I’ve been myself for 24 and a bit years. After all that time, those decades (oh my gosh, I’m old), I think it’s safe to say that I know me pretty well. Better than anyone, actually. After all, I have to live inside my own head all day, every day. And yet despite this, I often have people trying to tell me that I’m not who I tell them I am.
There seems to be a string of people this week telling me who I am. Or at least, who they think I am. Friends, family, my boss, and that one security guard at work who seems to get a kind of strange joy out of describing my personality and its characteristics, as he thinks they are. I’ll be honest, usually I just smile and nod, and let them think what they want to think. It’s easier than arguing with them, and they wouldn’t budge from their opinions in any case. But lately, I have to admit that it’s kind of been getting to me a little bit. To constantly have people telling you that they know you better than you, it gets…well, frustratingly tiresome.
Whilst it is true that an opinion cannot necessarily be wrong, these people seem to think that their opinions about me negate the truth about who I actually am. It started with a conversation I had with my dad the other day. I made a joke about being alone forever, which was the beginning of a conversation that culminated in him telling me that he believes I am going to end up with a man. Now, my sexuality as it stands is that I am almost exclusively attracted to women but I am not ruling out the (somewhat faint) possibility that the love of my life might just happen to be a man. I can’t predict the future, and so I cannot say 100% that I will never date a guy. I can’t even say, with full certainty that my dad is wrong. But there was something about the way he said it, and the knowing little smile he had that made me feel the need to reiterate that my attraction to women is not a phase. He conceded to that, but that smile stayed where it was, and I felt somewhat put out by the conversation.
I’ve written about this before, but people have a funny way of projecting their ideas of you, rather than seeing the real you. They will form an idea of you in their heads, and then refuse to acknowledge the blatant truth you put in front of them. Or worse, get angry at you and act like you deceived them when the rose coloured glasses fall away. Like my boss, lovely though he is, who thinks that I’m gentle and lovely, and that my snap quick anger is just a facade. Or the guy a few years ago who told me I was a lot colder in person, because he couldn’t reconcile with the fact that I’m not very good at opening up and sharing, and that I didn’t reciprocate his feelings towards me. When you don’t fit the mould of who people want you to be, they will shape you in their minds, until you appear to them as they imagine you are.

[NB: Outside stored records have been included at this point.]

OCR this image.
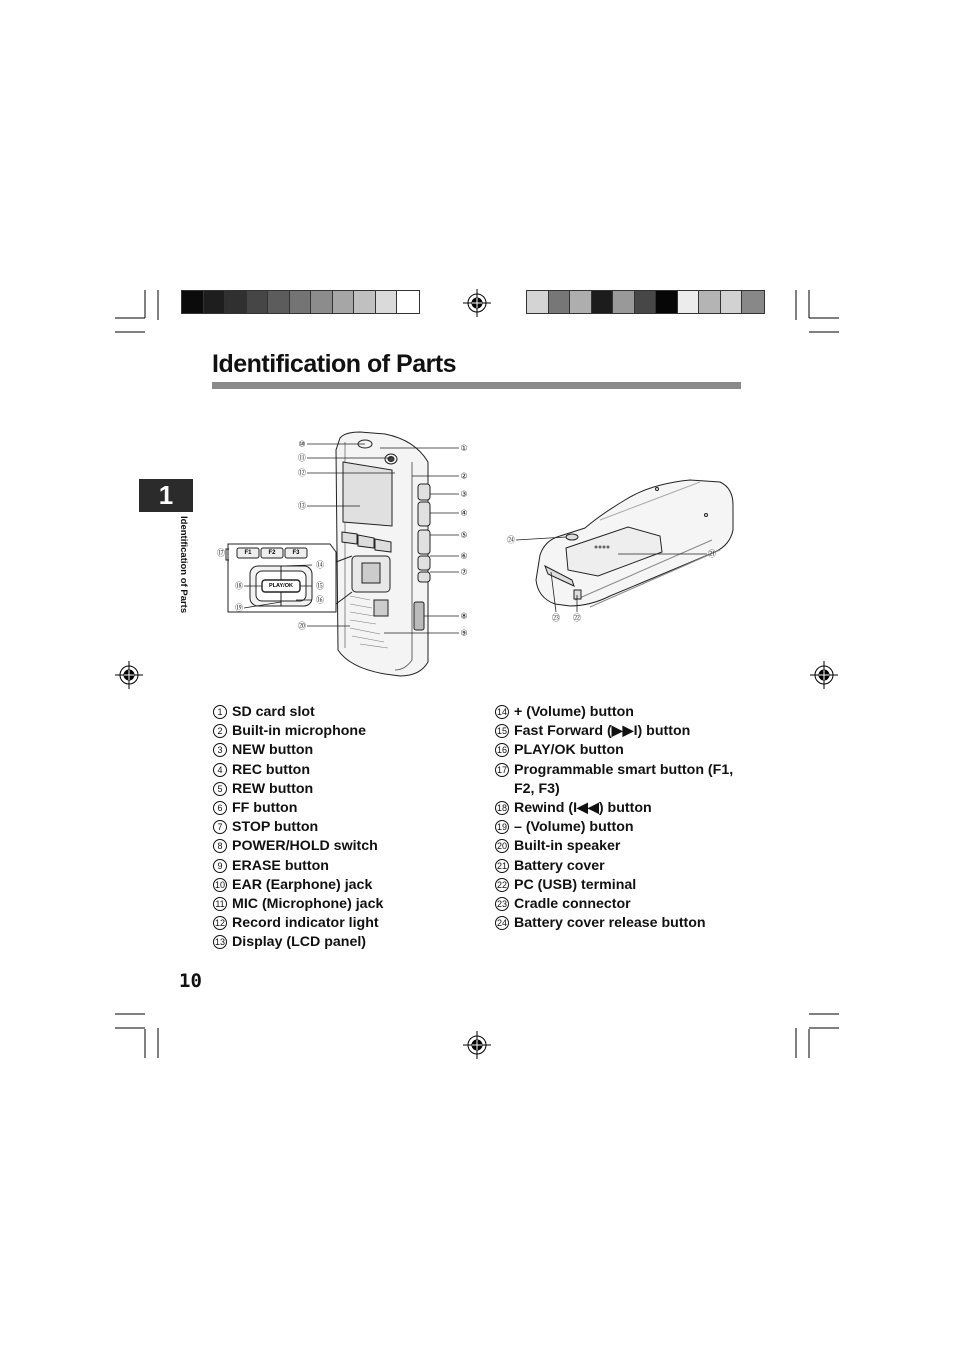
Identification of Parts
1
Identification of Parts	F1	F2	F3
PLAY/OK
⑩
⑪
⑫
⑬
①
②
③
④
⑤
⑥
⑦
⑧
⑨
⑳
⑰
⑭
⑱	⑮
⑯
⑲
㉔
㉑
㉓ ㉒
1 SD card slot
2 Built-in microphone
3 NEW button
4 REC button
5 REW button
6 FF button
7 STOP button
8 POWER/HOLD switch
9 ERASE button
10 EAR (Earphone) jack
11 MIC (Microphone) jack
12 Record indicator light
13 Display (LCD panel)
14 + (Volume) button
15 Fast Forward (▶▶I) button
16 PLAY/OK button
17 Programmable smart button (F1, F2, F3)
18 Rewind (I◀◀) button
19 – (Volume) button
20 Built-in speaker
21 Battery cover
22 PC (USB) terminal
23 Cradle connector
24 Battery cover release button
10
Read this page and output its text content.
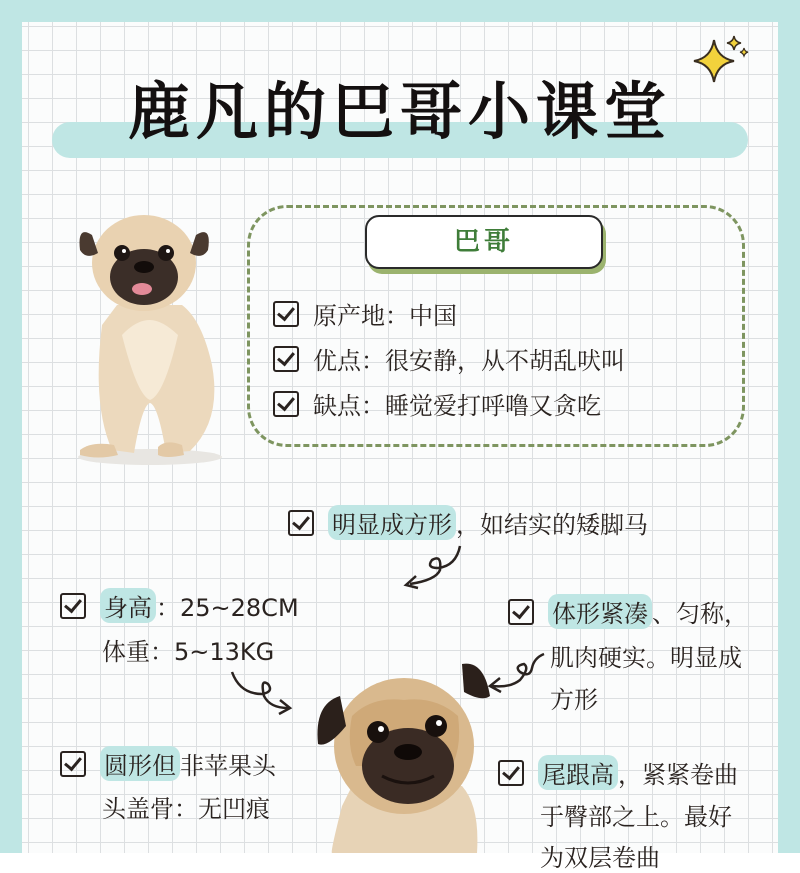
鹿凡的巴哥小课堂
巴哥
原产地 ： 中国
优点 ： 很安静，从不胡乱吠叫
缺点 ： 睡觉爱打呼噜又贪吃
明显成方形 ，如结实的矮脚马
身高 ：25~28CM
体重：5~13KG
体形紧凑 、匀称，
肌肉硬实。明显成
方形
圆形但 非苹果头
头盖骨：无凹痕
尾跟高 ，紧紧卷曲
于臀部之上。最好
为双层卷曲
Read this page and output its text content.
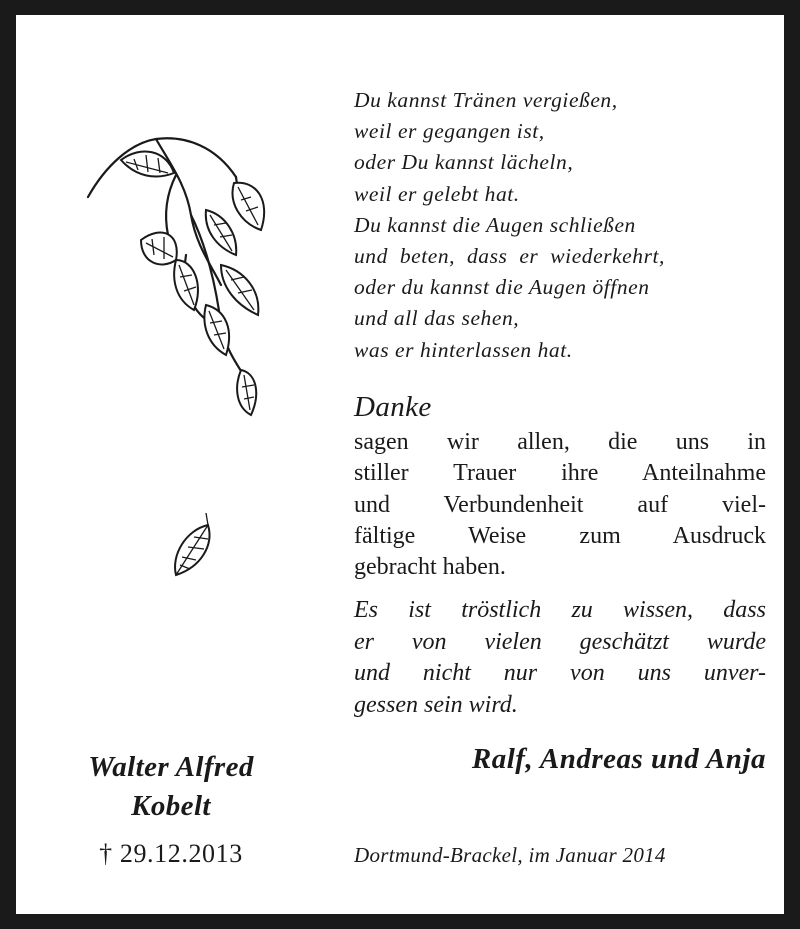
Du kannst Tränen vergießen,
weil er gegangen ist,
oder Du kannst lächeln,
weil er gelebt hat.
Du kannst die Augen schließen
und beten, dass er wiederkehrt,
oder du kannst die Augen öffnen
und all das sehen,
was er hinterlassen hat.
Danke
sagen wir allen, die uns in
stiller Trauer ihre Anteilnahme
und Verbundenheit auf viel-
fältige Weise zum Ausdruck
gebracht haben.
Es ist tröstlich zu wissen, dass
er von vielen geschätzt wurde
und nicht nur von uns unver-
gessen sein wird.
Ralf, Andreas und Anja
Dortmund-Brackel, im Januar 2014
Walter Alfred
Kobelt
† 29.12.2013
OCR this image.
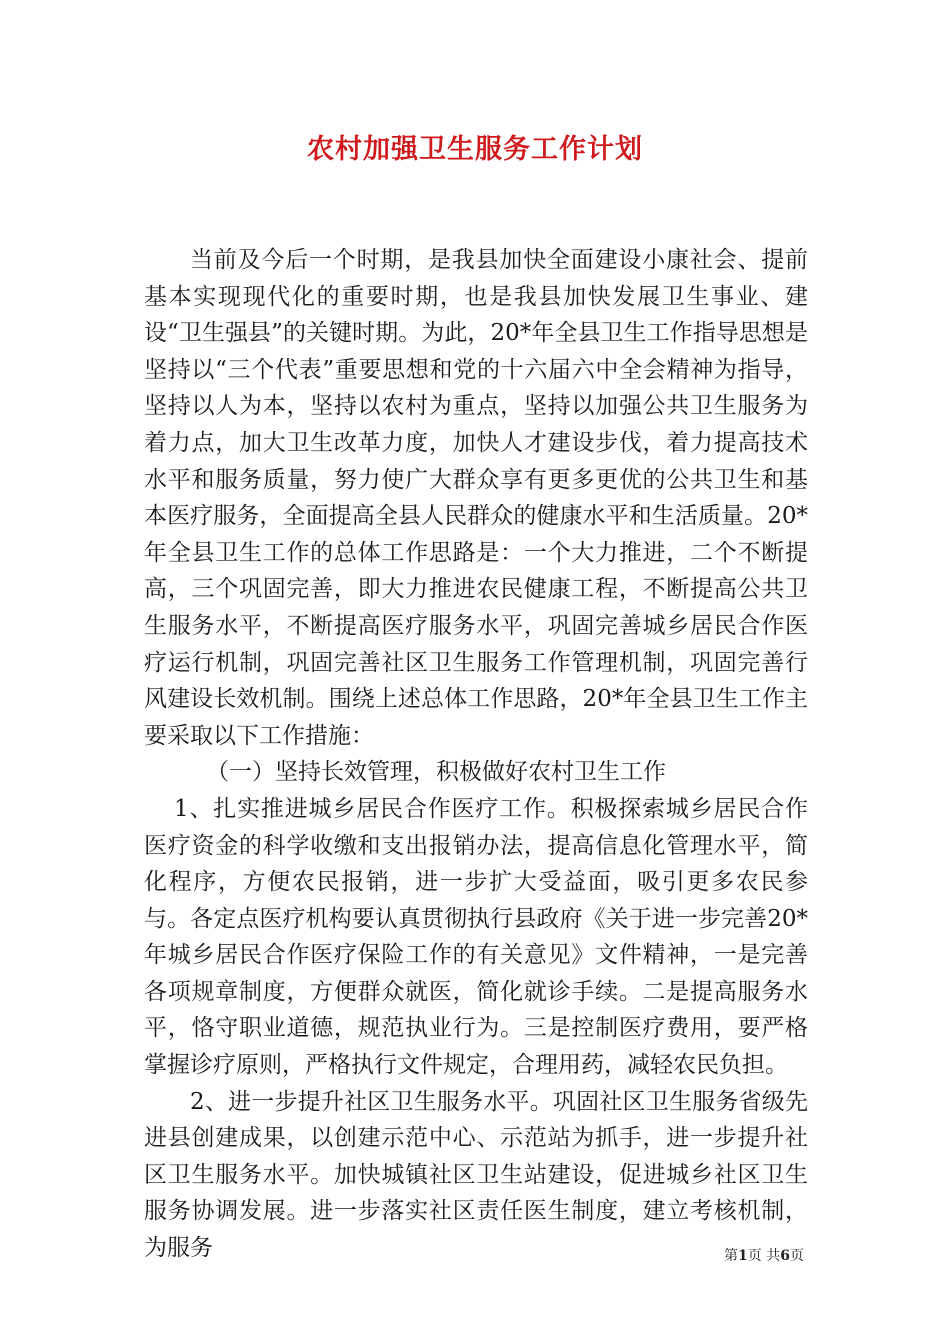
农村加强卫生服务工作计划

当前及今后一个时期，是我县加快全面建设小康社会、提前基本实现现代化的重要时期，也是我县加快发展卫生事业、建设“卫生强县”的关键时期。为此，20*年全县卫生工作指导思想是坚持以“三个代表”重要思想和党的十六届六中全会精神为指导，坚持以人为本，坚持以农村为重点，坚持以加强公共卫生服务为着力点，加大卫生改革力度，加快人才建设步伐，着力提高技术水平和服务质量，努力使广大群众享有更多更优的公共卫生和基本医疗服务，全面提高全县人民群众的健康水平和生活质量。20*年全县卫生工作的总体工作思路是：一个大力推进，二个不断提高，三个巩固完善，即大力推进农民健康工程，不断提高公共卫生服务水平，不断提高医疗服务水平，巩固完善城乡居民合作医疗运行机制，巩固完善社区卫生服务工作管理机制，巩固完善行风建设长效机制。围绕上述总体工作思路，20*年全县卫生工作主要采取以下工作措施：

（一）坚持长效管理，积极做好农村卫生工作

1、扎实推进城乡居民合作医疗工作。积极探索城乡居民合作医疗资金的科学收缴和支出报销办法，提高信息化管理水平，简化程序，方便农民报销，进一步扩大受益面，吸引更多农民参与。各定点医疗机构要认真贯彻执行县政府《关于进一步完善20*年城乡居民合作医疗保险工作的有关意见》文件精神，一是完善各项规章制度，方便群众就医，简化就诊手续。二是提高服务水平，恪守职业道德，规范执业行为。三是控制医疗费用，要严格掌握诊疗原则，严格执行文件规定，合理用药，减轻农民负担。

2、进一步提升社区卫生服务水平。巩固社区卫生服务省级先进县创建成果，以创建示范中心、示范站为抓手，进一步提升社区卫生服务水平。加快城镇社区卫生站建设，促进城乡社区卫生服务协调发展。进一步落实社区责任医生制度，建立考核机制，为服务	第1页 共6页
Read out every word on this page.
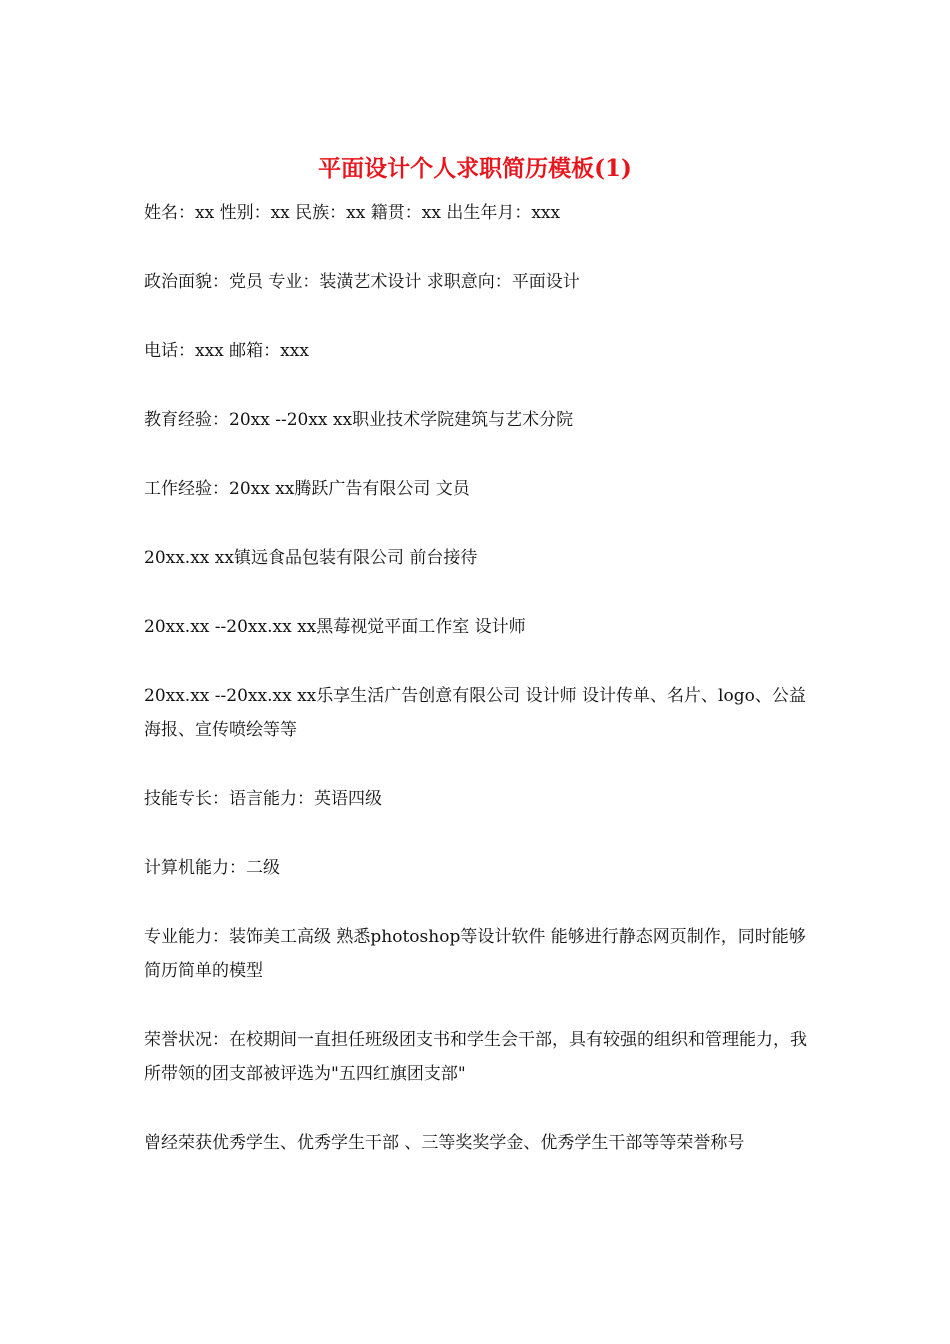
平面设计个人求职简历模板(1)

姓名：xx 性别：xx 民族：xx 籍贯：xx 出生年月：xxx

政治面貌：党员 专业：装潢艺术设计 求职意向：平面设计

电话：xxx 邮箱：xxx

教育经验：20xx --20xx xx职业技术学院建筑与艺术分院

工作经验：20xx xx腾跃广告有限公司 文员

20xx.xx xx镇远食品包装有限公司 前台接待

20xx.xx --20xx.xx xx黑莓视觉平面工作室 设计师

20xx.xx --20xx.xx xx乐享生活广告创意有限公司 设计师 设计传单、名片、logo、公益海报、宣传喷绘等等

技能专长：语言能力：英语四级

计算机能力：二级

专业能力：装饰美工高级 熟悉photoshop等设计软件 能够进行静态网页制作，同时能够简历简单的模型

荣誉状况：在校期间一直担任班级团支书和学生会干部，具有较强的组织和管理能力，我所带领的团支部被评选为"五四红旗团支部"

曾经荣获优秀学生、优秀学生干部 、三等奖奖学金、优秀学生干部等等荣誉称号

I have never tried to live up to the expectations of me that other people often have. I am always open and honest about exactly who I am, which has a lot to do with why I tend to make a bad first impression. People don’t want to see the “ugly” parts of you. If you show negative emotion, or declare that you don’t like cats, or tell someone that you like to be alone and that the notion of spending time with other people makes you weary and irritable, chances are they will either assume you’re lying, ignore you entirely, or simply decide that you’re not worth their time. Frankly, I’m ok with the last one. If I’m not your kind of person, you’re probably not mine either, and we will both be better off not knowing one another. No harm done.
I believe the best way to get to know a person is to take them at face value, and then wait and see if the mask falls away and reveals the real person underneath, or if they were telling the truth straight away. Don’t try and relate to every aspect of a person, just for the sake of having something in common. Don’t try and change who you are to suit the idea of another person. You are you, just as I am me. And I promise you, we know ourselves better than anyone.